A billboard soliciting information about Seth Rich’s murder.

Rachel Kurzius / DCist

Wikileaks founder Julian Assange’s sudden interest in the 2016 murder of a Democratic National Committee staffer in Bloomingdale was a sham, according to the report released on Thursday by Special Counsel Robert Mueller.

Seth Rich was fatally shot in the early morning hours of July 10, 2016. Shortly thereafter, his death was seized upon by online conspiracy theorists who sought to connect his still-unsolved murder to the DNC emails released by Wikileaks. If Rich were to have been the source of the emails, the unfounded claims went, that would exonerate Russia and quash a narrative of the country colluding with the Trump campaign.

Assange himself fanned the flames, implying without evidence on multiple occasions that Rich may have been the source of the emails and even offering a $20,000 reward for information leading to the conviction of Rich’s killer. As the Mueller report states, these public statements were “apparently designed to obscure the source of the materials that WikiLeaks was releasing.” As Assange was attempting to pin the blame on Rich, he was also in communication with his actual source for the purloined emails—Russian intelligence, per the report.

“After the U.S. intelligence community publicly announced its assessment that Russia was behind the hacking operation, Assange continued to deny that the Clinton materials released by WikiLeaks had come from Russian hacking,” the report says. “According to media reports, Assange told a U.S. congressman that the DNC hack was an ‘inside job,’ and purported to have “physical proof that Russians did not give materials to Assange.”

Rich’s grieving family has said time and again that these false theories are deeply hurtful.

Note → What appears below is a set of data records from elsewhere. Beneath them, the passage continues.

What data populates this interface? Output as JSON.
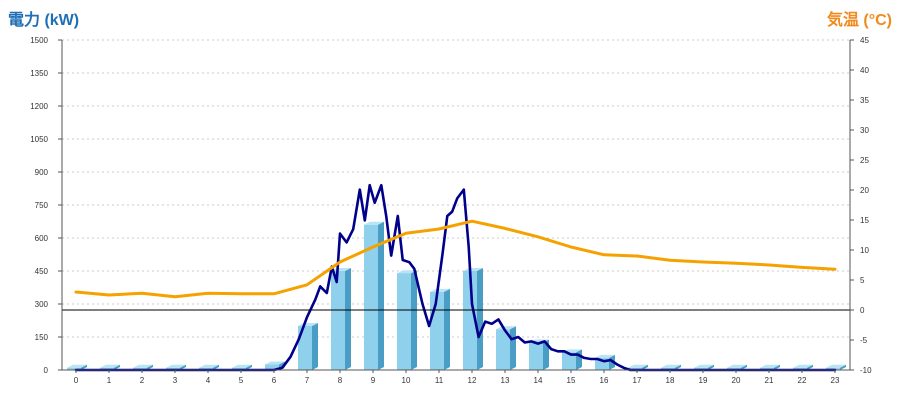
{
  "header": {
    "left_axis_title": "電力 (kW)",
    "right_axis_title": "気温 (°C)"
  },
  "chart_data": {
    "type": "bar",
    "xlabel": "",
    "ylabel": "電力 (kW)",
    "y2label": "気温 (°C)",
    "grid": true,
    "ylim": [
      0,
      1500
    ],
    "y_ticks": [
      0,
      150,
      300,
      450,
      600,
      750,
      900,
      1050,
      1200,
      1350,
      1500
    ],
    "y2lim": [
      -10,
      45
    ],
    "y2_ticks": [
      -10,
      -5,
      0,
      5,
      10,
      15,
      20,
      25,
      30,
      35,
      40,
      45
    ],
    "categories": [
      "0",
      "1",
      "2",
      "3",
      "4",
      "5",
      "6",
      "7",
      "8",
      "9",
      "10",
      "11",
      "12",
      "13",
      "14",
      "15",
      "16",
      "17",
      "18",
      "19",
      "20",
      "21",
      "22",
      "23"
    ],
    "colors": {
      "bar_face": "#8fd0ec",
      "bar_side": "#4a9dc4",
      "power_line": "#00008b",
      "temperature_line": "#f5a100",
      "grid": "#bbbbbb",
      "zero_line": "#000000"
    },
    "series": [
      {
        "kind": "bar",
        "axis": "left",
        "values": [
          10,
          10,
          10,
          10,
          10,
          10,
          25,
          200,
          450,
          660,
          440,
          355,
          450,
          185,
          125,
          80,
          55,
          10,
          10,
          10,
          10,
          10,
          10,
          10
        ]
      },
      {
        "kind": "line",
        "axis": "left",
        "points": [
          [
            0,
            0
          ],
          [
            6,
            0
          ],
          [
            6.25,
            10
          ],
          [
            6.5,
            60
          ],
          [
            6.75,
            140
          ],
          [
            7,
            240
          ],
          [
            7.25,
            320
          ],
          [
            7.4,
            380
          ],
          [
            7.6,
            350
          ],
          [
            7.75,
            470
          ],
          [
            7.9,
            400
          ],
          [
            8.0,
            620
          ],
          [
            8.2,
            580
          ],
          [
            8.4,
            640
          ],
          [
            8.6,
            820
          ],
          [
            8.75,
            680
          ],
          [
            8.9,
            840
          ],
          [
            9.05,
            760
          ],
          [
            9.25,
            840
          ],
          [
            9.4,
            700
          ],
          [
            9.55,
            520
          ],
          [
            9.75,
            700
          ],
          [
            9.9,
            500
          ],
          [
            10.1,
            490
          ],
          [
            10.25,
            460
          ],
          [
            10.5,
            300
          ],
          [
            10.7,
            200
          ],
          [
            10.9,
            300
          ],
          [
            11.1,
            520
          ],
          [
            11.25,
            700
          ],
          [
            11.4,
            720
          ],
          [
            11.55,
            780
          ],
          [
            11.75,
            820
          ],
          [
            11.9,
            560
          ],
          [
            12.0,
            300
          ],
          [
            12.2,
            150
          ],
          [
            12.4,
            220
          ],
          [
            12.6,
            210
          ],
          [
            12.8,
            230
          ],
          [
            13.0,
            180
          ],
          [
            13.2,
            140
          ],
          [
            13.4,
            150
          ],
          [
            13.6,
            125
          ],
          [
            13.8,
            130
          ],
          [
            14.0,
            120
          ],
          [
            14.2,
            130
          ],
          [
            14.4,
            95
          ],
          [
            14.6,
            85
          ],
          [
            14.8,
            85
          ],
          [
            15.0,
            70
          ],
          [
            15.2,
            70
          ],
          [
            15.4,
            55
          ],
          [
            15.6,
            50
          ],
          [
            15.8,
            50
          ],
          [
            16.0,
            40
          ],
          [
            16.2,
            45
          ],
          [
            16.4,
            25
          ],
          [
            16.6,
            10
          ],
          [
            16.8,
            0
          ],
          [
            23,
            0
          ]
        ]
      },
      {
        "kind": "line",
        "axis": "right",
        "points": [
          [
            0,
            3
          ],
          [
            1,
            2.5
          ],
          [
            2,
            2.8
          ],
          [
            3,
            2.2
          ],
          [
            4,
            2.8
          ],
          [
            5,
            2.7
          ],
          [
            6,
            2.7
          ],
          [
            7,
            4.2
          ],
          [
            8,
            8
          ],
          [
            9,
            10.5
          ],
          [
            10,
            12.8
          ],
          [
            11,
            13.5
          ],
          [
            12,
            14.8
          ],
          [
            13,
            13.6
          ],
          [
            14,
            12.2
          ],
          [
            15,
            10.5
          ],
          [
            16,
            9.2
          ],
          [
            17,
            9.0
          ],
          [
            18,
            8.3
          ],
          [
            19,
            8.0
          ],
          [
            20,
            7.8
          ],
          [
            21,
            7.5
          ],
          [
            22,
            7.1
          ],
          [
            23,
            6.8
          ]
        ]
      }
    ]
  }
}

One family member told DCist that learning about a new conspiracy theory was like “having a semi come up and t-bone you in the intersection when you think you’re doing fine. It catches you so off guard that you don’t just pause, you step backwards.” On the first anniversary of Rich’s death, his family released a statement pleading that people “please cease using Seth as a political football in predetermined partisan narratives. The continual push of false and inaccurate information about Seth’s death, along with the harassment of Seth’s friends, family and co-workers, hurts those who were closest to Seth, and does nothing to bring justice to his killers.”

Aaron Rich, Seth’s brother, reacted to the Mueller report in a statement: “The special counsel has now provided hard facts that demonstrate this conspiracy is false. I hope that the people who pushed, fueled, spread, ran headlines, articles, interviews, talk and opinion shows, or in any way used my family’s tragedy to advance their political agendas—despite our pleas that what they were saying was not based on any facts—will take responsibility for the unimaginable pain they have caused us. We will continue to pursue justice for Seth’s murderers, as well as those who used his murder to advance their personal or political agendas by advancing false conspiracy theories.”

At least one of the prominent conspiracy theorists, Jack Burkman, appears to have moved on from his peddling of Rich conspiracies. Now, he’s teamed up with Jacob Wohl, who Deadspin writer Dave McKenna recently described as “slimy beyond his 21 years,” for a slew of disastrous press conferences trying to falsely smear Mueller.

But stories that tied Rich to Wikileaks continued to appear in media outlets. After a lawsuit, The Washington Times in October retracted an op-ed about Rich filled with statements “that we now believe to be false,” the newspaper said. The suit is ongoing against America First Media Group, its founder, and Ed Butowsky, a cable news contributor who stands accused of concocting and purveying theories about Rich’s death in an attempt to help the president.

While Fox News retracted its version of the story a week after publication in May 2017 (and the source says in a lawsuit that the quotes were made up), local affiliate Fox 5’s story remains online to this day.

This story has been updated with a comment from Aaron Rich.